The Gaviria Palace’s façade is rusticated on the ground floor, and made of brick for the rest of the floors. The main floor stands out because of its clean balconies and curved gables.

The edifice is organised around two patios and an imposing marble staircase with balustrade whose wall is embellished with niches containing classical sculptures. One of the patios, known as the Patio Andaluz, is clearly inspired by Al-Andalus Mudejar art.

Within the public space – the non residential areas – the drawings in the ceilings can still be appreciated, painted by Joaquín Espalter y Rull, a known painter of the times, trained in Spain, France and Italy, and a member of the Catalan Nazarenes group while in Rome.

The Palace’s chapel is one of the most spectacular spaces. Rounded off by a scalloped oval dome, the corridor that leads to the hall shows an image of the Santo Cristo of Lezo, one of the few images in which this religious figure is shown beardless. The ceiling over the staircase is embellished with paintings of mythological inspiration and figures that represent ancient gods such as Hermes and Athena.

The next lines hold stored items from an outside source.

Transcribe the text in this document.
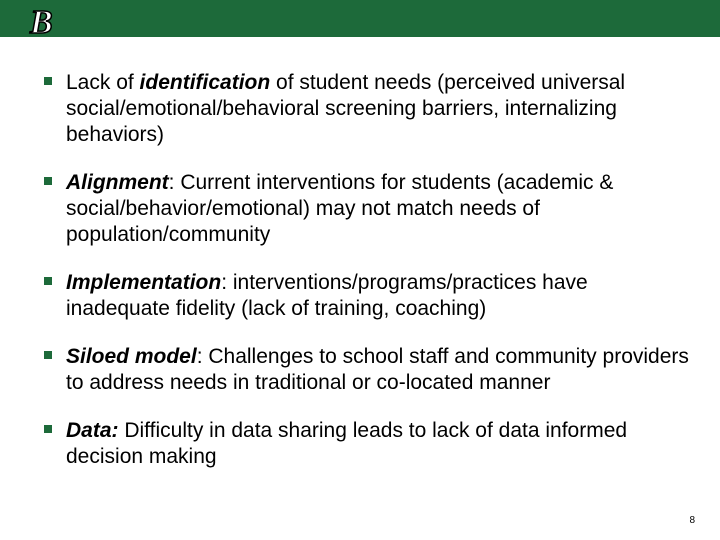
B
Lack of identification of student needs (perceived universal social/emotional/behavioral screening barriers, internalizing behaviors)
Alignment: Current interventions for students (academic & social/behavior/emotional) may not match needs of population/community
Implementation: interventions/programs/practices have inadequate fidelity (lack of training, coaching)
Siloed model: Challenges to school staff and community providers to address needs in traditional or co-located manner
Data: Difficulty in data sharing leads to lack of data informed decision making
8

The ballroom, also known as the Hall of Mirrors as it does have six mirrors embellishing its walls, shows frescos on the ceiling where Queen Isabella II is extolled in a series of episodes from the time of the Catholic Monarchs in particular, in a number of scenes related to Queen Isabella I. This room also contains images of the three theological virtues (faith, hope and charity), the cardinal virtues (prudence, justice, fortitudes and temperance), as well as the Maternity. As for the lunettes, they are decorated with polychromatic medallions representing the illustrations of well-known figures contemporary to the Catholic Monarchs, such as Cardinal Cisneros, Juan del Encina, Alonso de Covarrubias and Christopher Columbus.

The smaller private rooms are decorated with wooden coffers, coats of arms and a number of different scenes from the bullfighting world, a world very close to the first marquis of Gaviria and his wife.